I have a kubota mx5200dt (gear shift not hst) and my first regen was at 22 hours. I now average 12 to 14 hours between regens. Have 800 hours with no issues yet. I do a lot of forward and reverse loader work, skidding firewood, stationary work at high idle (1500 + rpms), and bush hogging. When bush hogging and a regen starts, it goes into regen mode almost immediately (regen light stays solid). Any other task requires pto speed for awhile to get it going into regen mode. In other words regen light will flash for awhile, even after I raise rpms so raise rpm light goes off.

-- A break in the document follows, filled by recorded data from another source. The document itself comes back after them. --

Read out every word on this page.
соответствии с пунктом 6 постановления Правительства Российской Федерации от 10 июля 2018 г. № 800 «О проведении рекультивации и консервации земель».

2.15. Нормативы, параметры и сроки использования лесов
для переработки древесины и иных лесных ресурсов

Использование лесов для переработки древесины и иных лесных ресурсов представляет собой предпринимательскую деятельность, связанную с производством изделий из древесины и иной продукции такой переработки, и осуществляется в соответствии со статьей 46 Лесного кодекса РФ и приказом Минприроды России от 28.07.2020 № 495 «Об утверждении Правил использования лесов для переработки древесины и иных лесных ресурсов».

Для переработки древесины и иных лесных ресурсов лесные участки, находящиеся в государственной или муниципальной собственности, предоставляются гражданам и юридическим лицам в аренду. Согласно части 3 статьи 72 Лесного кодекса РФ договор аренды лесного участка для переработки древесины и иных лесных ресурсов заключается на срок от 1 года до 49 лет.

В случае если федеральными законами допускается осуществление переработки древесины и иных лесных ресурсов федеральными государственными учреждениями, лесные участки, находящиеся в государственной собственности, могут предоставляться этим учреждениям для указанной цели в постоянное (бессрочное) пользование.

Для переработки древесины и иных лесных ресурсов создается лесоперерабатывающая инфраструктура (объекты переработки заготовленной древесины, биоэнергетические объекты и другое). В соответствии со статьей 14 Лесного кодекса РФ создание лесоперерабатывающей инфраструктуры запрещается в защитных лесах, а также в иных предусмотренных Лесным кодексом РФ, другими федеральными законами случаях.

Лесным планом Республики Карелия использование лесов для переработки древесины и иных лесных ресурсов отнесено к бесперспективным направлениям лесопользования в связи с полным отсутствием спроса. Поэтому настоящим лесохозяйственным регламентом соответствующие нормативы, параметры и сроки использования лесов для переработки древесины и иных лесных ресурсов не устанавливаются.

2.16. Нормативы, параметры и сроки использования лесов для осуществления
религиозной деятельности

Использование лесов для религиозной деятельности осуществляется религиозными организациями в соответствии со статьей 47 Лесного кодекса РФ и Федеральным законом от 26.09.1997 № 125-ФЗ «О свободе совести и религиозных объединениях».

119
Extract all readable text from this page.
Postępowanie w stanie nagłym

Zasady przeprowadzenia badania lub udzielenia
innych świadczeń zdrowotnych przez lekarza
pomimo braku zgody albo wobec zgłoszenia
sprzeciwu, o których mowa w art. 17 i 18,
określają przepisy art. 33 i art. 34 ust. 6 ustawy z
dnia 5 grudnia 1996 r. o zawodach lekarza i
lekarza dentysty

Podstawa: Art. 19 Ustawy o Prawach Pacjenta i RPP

it does not seem to matter what task I predominantly do between regens, it almost always hits right around 13 hours like clock work. I wonder if a hst model that spends most of its time at full rpms even during direction changes or precision placing would have longer intervals between regens then my gear model that throttles up, then down for such maneuvers???
When I bought mine around 2.5 years ago I had my choice of hst or gear. I asked dealer which model has more dpf issues and he said the hst they are finding. Not because of the design, but because the operator s seem to putt around half throttle and let them idle a lot more then they were seeing with the gear models operators who ran the rpms higher usually and shut the engine off more then letting it sit and idle. Whatever? I bought the gear because that is what I wanted. Like I said, it has been flawless for about 800 hours regen about every 13 hours. I actually (so far) don't mind this style engine. Kinda like it, but that's a different topic.